Alina Bárbara López: ‘In Cuba there is a general crisis, a systemic crisis’

Alina Bárbara López

First published at EFE. Translation by LINKS International Journal of Socialist Renewal 

In Cuba you can be on the left while criticizing the government and the system. You can denounce the US blockade and add that it does not justify everything. And you can advocate for a greater understanding with the US while arguing that Havana’s priority really should be talking to its own citizens.

This is the position — complex, articulated and not always understood in the polarized Cuban political context — that Cuban intellectual Alina Bárbara López Hernández laid out in an interview with EFE. López is a historian, philosopher, essayist and editor, who is a member of the Cuban Academy of History.

The interview took place before she was temporarily detained this Thursday [April 6] after protesting in a park against the detention of journalist and writer Jorge Fernández Era. Both were later released after being held for a few hours.
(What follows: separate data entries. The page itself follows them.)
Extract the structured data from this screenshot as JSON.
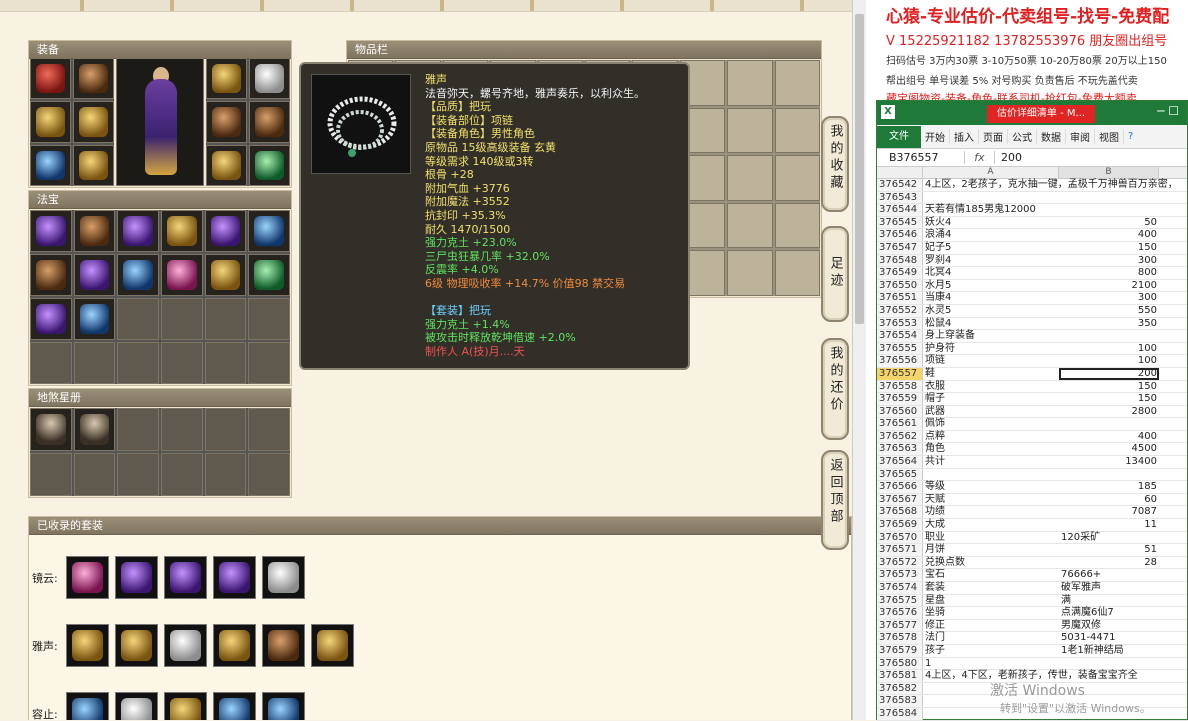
{
  "panels": {
    "equipment": "装备",
    "fabao": "法宝",
    "dishaxing": "地煞星册",
    "items": "物品栏",
    "collected_sets": "已收录的套装"
  },
  "tooltip": {
    "lines": [
      {
        "text": "雅声",
        "color": "y"
      },
      {
        "text": "法音弥天，螺号齐地，雅声奏乐，以利众生。",
        "color": "w"
      },
      {
        "text": "【品质】把玩",
        "color": "y"
      },
      {
        "text": "【装备部位】项链",
        "color": "y"
      },
      {
        "text": "【装备角色】男性角色",
        "color": "y"
      },
      {
        "text": "原物品 15级高级装备 玄黄",
        "color": "y"
      },
      {
        "text": "等级需求 140级或3转",
        "color": "y"
      },
      {
        "text": "根骨 +28",
        "color": "y"
      },
      {
        "text": "附加气血 +3776",
        "color": "y"
      },
      {
        "text": "附加魔法 +3552",
        "color": "y"
      },
      {
        "text": "抗封印 +35.3%",
        "color": "y"
      },
      {
        "text": "耐久 1470/1500",
        "color": "y"
      },
      {
        "text": "强力克土 +23.0%",
        "color": "g"
      },
      {
        "text": "三尸虫狂暴几率 +32.0%",
        "color": "g"
      },
      {
        "text": "反震率 +4.0%",
        "color": "g"
      },
      {
        "text": "6级 物理吸收率 +14.7% 价值98 禁交易",
        "color": "o"
      },
      {
        "text": "",
        "color": "w"
      },
      {
        "text": "【套装】把玩",
        "color": "b"
      },
      {
        "text": "强力克土 +1.4%",
        "color": "g"
      },
      {
        "text": "被攻击时释放乾坤借速 +2.0%",
        "color": "g"
      },
      {
        "text": "制作人 A(技)月....天",
        "color": "r"
      }
    ]
  },
  "side_buttons": [
    {
      "label": "我的收藏"
    },
    {
      "label": "足迹"
    },
    {
      "label": "我的还价"
    },
    {
      "label": "返回顶部"
    }
  ],
  "suits": [
    {
      "label": "镜云:",
      "count": 5
    },
    {
      "label": "雅声:",
      "count": 6
    },
    {
      "label": "容止:",
      "count": 5
    }
  ],
  "right_header": {
    "line1": "心猿-专业估价-代卖组号-找号-免费配",
    "line2": "V 15225921182   13782553976 朋友圈出组号",
    "line3": "扫码估号 3万内30票  3-10万50票  10-20万80票  20万以上150",
    "line4": "帮出组号 单号误差 5% 对号购买 负责售后 不玩先盖代卖",
    "line5": "藏宝阁物资-装备-角色-联系司机-抢红包-免费大额卖"
  },
  "excel": {
    "title_tab": "估价详细清单 - M...",
    "ribbon_file": "文件",
    "ribbon_tabs": [
      "开始",
      "插入",
      "页面",
      "公式",
      "数据",
      "审阅",
      "视图"
    ],
    "name_box": "B376557",
    "fx": "fx",
    "formula_value": "200",
    "col_a": "A",
    "col_b": "B",
    "rows": [
      {
        "n": "376542",
        "a": "4上区，2老孩子，克水抽一键，孟极千万神兽百万亲密，",
        "b": ""
      },
      {
        "n": "376543",
        "a": "",
        "b": ""
      },
      {
        "n": "376544",
        "a": "天若有情185男鬼12000",
        "b": ""
      },
      {
        "n": "376545",
        "a": "妖火4",
        "b": "50"
      },
      {
        "n": "376546",
        "a": "浪涌4",
        "b": "400"
      },
      {
        "n": "376547",
        "a": "妃子5",
        "b": "150"
      },
      {
        "n": "376548",
        "a": "罗刹4",
        "b": "300"
      },
      {
        "n": "376549",
        "a": "北冥4",
        "b": "800"
      },
      {
        "n": "376550",
        "a": "水月5",
        "b": "2100"
      },
      {
        "n": "376551",
        "a": "当康4",
        "b": "300"
      },
      {
        "n": "376552",
        "a": "水灵5",
        "b": "550"
      },
      {
        "n": "376553",
        "a": "松鼠4",
        "b": "350"
      },
      {
        "n": "376554",
        "a": "身上穿装备",
        "b": ""
      },
      {
        "n": "376555",
        "a": "护身符",
        "b": "100"
      },
      {
        "n": "376556",
        "a": "项链",
        "b": "100"
      },
      {
        "n": "376557",
        "a": "鞋",
        "b": "200",
        "sel": true
      },
      {
        "n": "376558",
        "a": "衣服",
        "b": "150"
      },
      {
        "n": "376559",
        "a": "帽子",
        "b": "150"
      },
      {
        "n": "376560",
        "a": "武器",
        "b": "2800"
      },
      {
        "n": "376561",
        "a": "佩饰",
        "b": ""
      },
      {
        "n": "376562",
        "a": "点粹",
        "b": "400"
      },
      {
        "n": "376563",
        "a": "角色",
        "b": "4500"
      },
      {
        "n": "376564",
        "a": "共计",
        "b": "13400"
      },
      {
        "n": "376565",
        "a": "",
        "b": ""
      },
      {
        "n": "376566",
        "a": "等级",
        "b": "185"
      },
      {
        "n": "376567",
        "a": "天赋",
        "b": "60"
      },
      {
        "n": "376568",
        "a": "功绩",
        "b": "7087"
      },
      {
        "n": "376569",
        "a": "大成",
        "b": "11"
      },
      {
        "n": "376570",
        "a": "职业",
        "b": "120采矿",
        "left": true
      },
      {
        "n": "376571",
        "a": "月饼",
        "b": "51"
      },
      {
        "n": "376572",
        "a": "兑换点数",
        "b": "28"
      },
      {
        "n": "376573",
        "a": "宝石",
        "b": "76666+",
        "left": true
      },
      {
        "n": "376574",
        "a": "套装",
        "b": "破军雅声",
        "left": true
      },
      {
        "n": "376575",
        "a": "星盘",
        "b": "满",
        "left": true
      },
      {
        "n": "376576",
        "a": "坐骑",
        "b": "点满魔6仙7",
        "left": true
      },
      {
        "n": "376577",
        "a": "修正",
        "b": "男魔双修",
        "left": true
      },
      {
        "n": "376578",
        "a": "法门",
        "b": "5031-4471",
        "left": true
      },
      {
        "n": "376579",
        "a": "孩子",
        "b": "1老1新神结局",
        "left": true
      },
      {
        "n": "376580",
        "a": "                              1",
        "b": ""
      },
      {
        "n": "376581",
        "a": "4上区，4下区，老新孩子，传世，装备宝宝齐全",
        "b": ""
      },
      {
        "n": "376582",
        "a": "",
        "b": ""
      },
      {
        "n": "376583",
        "a": "",
        "b": ""
      },
      {
        "n": "376584",
        "a": "",
        "b": ""
      }
    ]
  },
  "watermark": {
    "line1": "激活 Windows",
    "line2": "转到\"设置\"以激活 Windows。"
  }
}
"Cuba is in the last stages of a political, social and economic model that I do not think can be reformed under these conditions," says López. She does not think that the island can follow the path of economic opening that was adopted in China and Vietnam.
"Until perhaps a few decades ago, an economic reform alone might have sufficed. But that is no longer possible. Now there is a general crisis, a systemic crisis, which includes not only the economic dimension, but also the political, social and the symbolic dimensions," she argues.

She points to multiple factors ranging from internal political contradictions, such as those generated by the adoption of a new constitution in 2019; "mass access" to the Internet (mobile data services became available in 2018); "repression in various forms" and the upturn in inequality and "poverty", including “extreme poverty”.

"The government has been unable to turn the economic situation around. People who for a long time had no political concerns, now are worried. Because there is nothing that turns a person more toward politics than poverty and a situation of instability and insecurity going forward like the one that Cubans face today," she notes.

As a historian, she is "optimistic" about the future of Cuba, although "in the short term" she does not see "any possibility" of change if the Cuban people do not do "something to change" the situation. Hers is a "socialist ideal". She holds that this "should be a conscious decision", not one that is imposed and with "only a single party".

Dialogues

López supports "any dialogue" between Cuba and the United States. But she warns Washington that "no pressure on another government is legitimate". She believes that Havana’s goal in a possible rapprochement is "to achieve transformations that lead to an economic opening under its control".

In short, she says, "I think that any type of conversation that leads to an improvement in relations and the end of the [economic] blockade is very positive".

López criticizes US sanctions against the island and believes that it is "really unfair" that Cuba was included in the US list of countries sponsoring terrorism. At the same time, López considers that Havana uses the embargo as the "sole excuse" and that its elimination would not automatically lead to the democratization of the country. 

That said, she emphasizes that the fundamental dialogue lies elsewhere: "Both the Cuban and United States governments see the Cuban people as little more than juveniles. The US does not understand that the issue is not that the Cuban government must come to an agreement with them; it is that the Cuban government must talk with us, the citizens".

She adds that for her the Cuban government is a valid interlocutor because "it holds power", although she emphasizes that "it must be pressured from below to speak". She warns that refusing dialogue with the government and advocating other ways to bring about change "is to ask for an armed uprising".

Taking action

After a life as an essayist and convinced that intellectuals must "add their voices", López insists that "wagering on Cuba" is a "public duty".

With this perspective, on March 18 she staged a peaceful public act of political protest to demand that the government release political prisoners, end repression and provide aid to the most vulnerable sectors of the population, among other issues.

She broadcast the gesture live on social networks from the Parque de la Libertad in her home city of Matanzas, the same park where she staged her protest this Thursday. She notes that she was not "disturbed" by others and that her initiative, which she aims to repeat every month, has aroused interest.

"I will do it on the 18th of every month. There are already people who tell me that they are also going to go out in parks in their cities. I did not summon anyone, but I am not going to reject anyone who turns up and wants to sit with me. I am not going to shout any slogan, I'm not going to raise any placard", she explains.

Women

López believes that the Cuban revolution brought with it "positive issues" for women. Among them she highlighted "equal salaries" for women and special measures to protect maternity.

However, she adds that "there is still a lot to do" in this area and that she does not detect "an obvious intention to implement these things that are so important, at least in the short term."

On that to-do list, she emphasizes the absence of both a law on gender and official statistics on femicide, two of the most frequent demands being put forward by independent feminist groups.

Lopez also denounced the absence of shelters for female victims of sexist violence, the lack of aid for single-parent families, and that the maternal mortality rate has risen in recent years following cuts in public obstetric services.